Believe me – talk to your parents and grandparents about their stories and history, their recipes, their memories. They have seen history all around them. Ask your parents for their stories.
Even I, at my age, saw a very different world. My own memories show a huge technological advance. It is part of history.
I was around with black and white TV, having to hold the “rabbit ears” antenna in certain contortions to get reception. I saw color TV when it first came out. There were more TV stations added over the years to the seemingly unlimited amount now.
Radio was important, and we taped songs from the radio so we could listen to them any time. This was an important way to get national and local news. KOA was a lifeline. We listened to radio theater with continuing stories you had to tune back in for, much like we watch shows with weekly updates you need to see to keep up.
News was trusted – as Walter Cronkite said, “just the facts” – I don’t understand the “alternate facts” and research and I research what I see and hear before believing what is on TV or social media. Don’t take one person’s version as gospel truth – look at who it benefits – unlikely the whole population but mostly that person.

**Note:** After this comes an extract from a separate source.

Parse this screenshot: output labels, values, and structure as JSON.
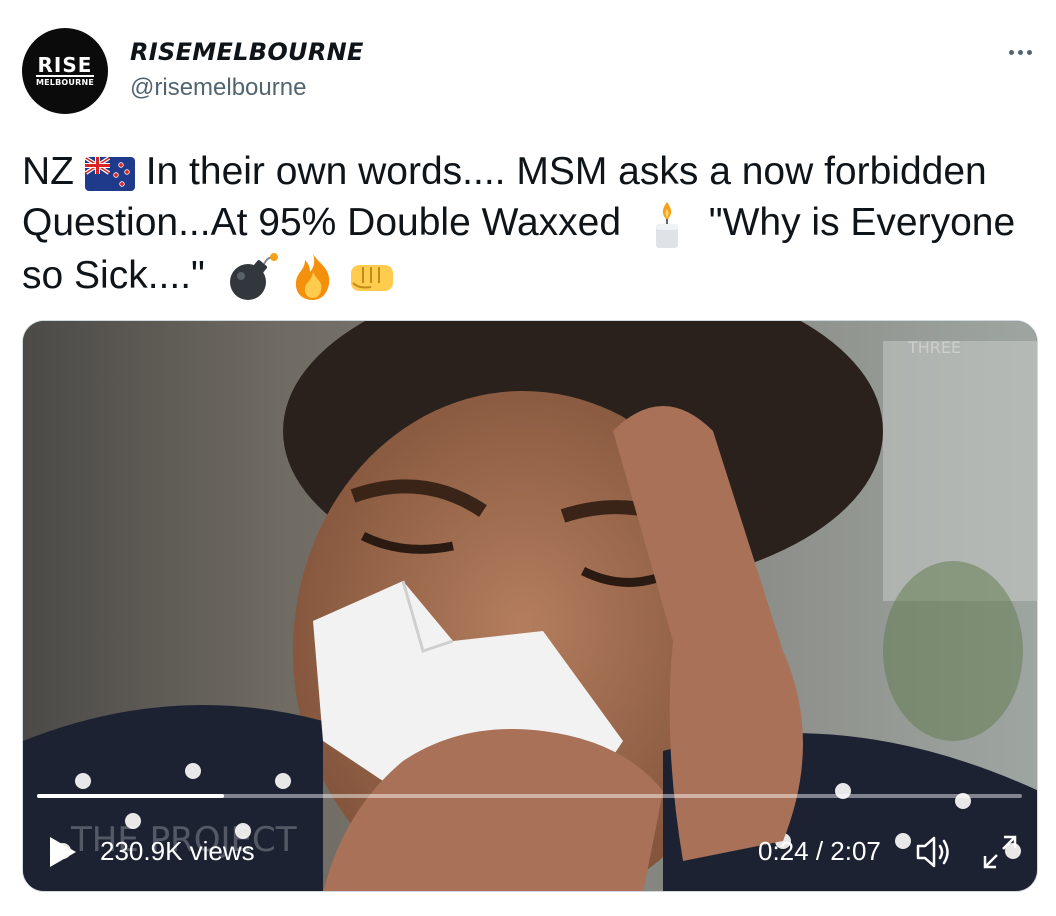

We had party line phones – shared between a few houses – a call rang at everyone’s home until someone answered but might not be the person the call was for. It wasn’t very private to talk as you can be listened to if another home picked up the phone.
Hatred was rarer – but still happened. We were a family of Finnish people – my parents immigrated to the US as teenagers and met in New York. When we lived in one house, the next-door neighbor was 2nd generation German and claimed that Germans and Finns were mortal enemies. We do not know how or why he got this hatred, but he acted out on it. He worked for the phone company and put a bug on our phone after we got a private line and no longer a party line (you could hear him telling his kids, by name, to “shut up”). He tried to push our property line further into our yard, but my dad had the property map that proved the property line. When I moved to the basement, he and his boys made rock-filled snowballs and threw them at my window in the middle of the night. I’m lucky the window didn’t break. I am sure many more issues took place that I never knew about. I did not understand how undeserved hate could be so awful.
But I see a lot of it in society now - hatred for no real reason.. There were kids who were bullied or shunned in school – I made it a point to have lunch with them and even shared my lunch when the other kid didn’t have much in his.
There was no Internet. – we used encyclopedias to study and write papers from, along with printed books, magazines, newspapers, and such.
We didn’t shop daily – store trips were a big deal, usually after a payday. We did not get “anything we wanted” – we had to be restrained in asking and made do with what we had. Playing with other kids often showed us different toys to play with.
We played board games – not online ones, and not to the extent of constant playing (when the game was won by someone, time to figure next thing to do). We made up games, especially outside ones. Who heard the train coming first? Racing critters, hide and seek, tying the dog to the wagon for a ride (which turned out crazy), rock toss, and much more. Not all were safe, but we survived them, even when a rock hit my eye and I had to get emergency treatment with a patch on for a week).
We did not have a phone at all to carry with us. If we didn’t come back in time, the calls on the phone were to the neighbors or parents or yelling your name out into the streets.Most of the time, we had to tell the friend’s parents the time we were supposed to get home so they would remind us, or Mom would call and tell them.
If we needed a babysitter and no one could help, Mom could call the high school and they would let the babysitter out of class to go babysit.
There were door to door salesmen of all sorts – an accordion salesman even came to our house. I started selling pens and stationary door to door as a kid. I got a catalog by mailing in for it, took orders and sent in the money to get the orders and then delivered them. I set up a mini library in the house and let friends check books out.
I know my parents came to the US on boats across the ocean, which took a long time. I love their stories of growing up and living in their time. They did not have TVs – imagination ruled in keeping occupied. They both told stories of the farms, their siblings, their parents, living in the city, then immigrating and living here in early days. My grandmother on my dad’s side cooked for the DuPonts and Rockefellers. His father was a talented wood worker. My grandfather had a ticket for the Titanic and lost it in a card game. There are at least 2 other people who lost their theirs in card games as well.
The history and stories are incredible – just ask your parents for their stories plus your grandparents (and great-grandparents if lucky enough). The memories, histories and lessons of the past help guide the future, and they are fascinating as well. Even my more recent history has seen so much.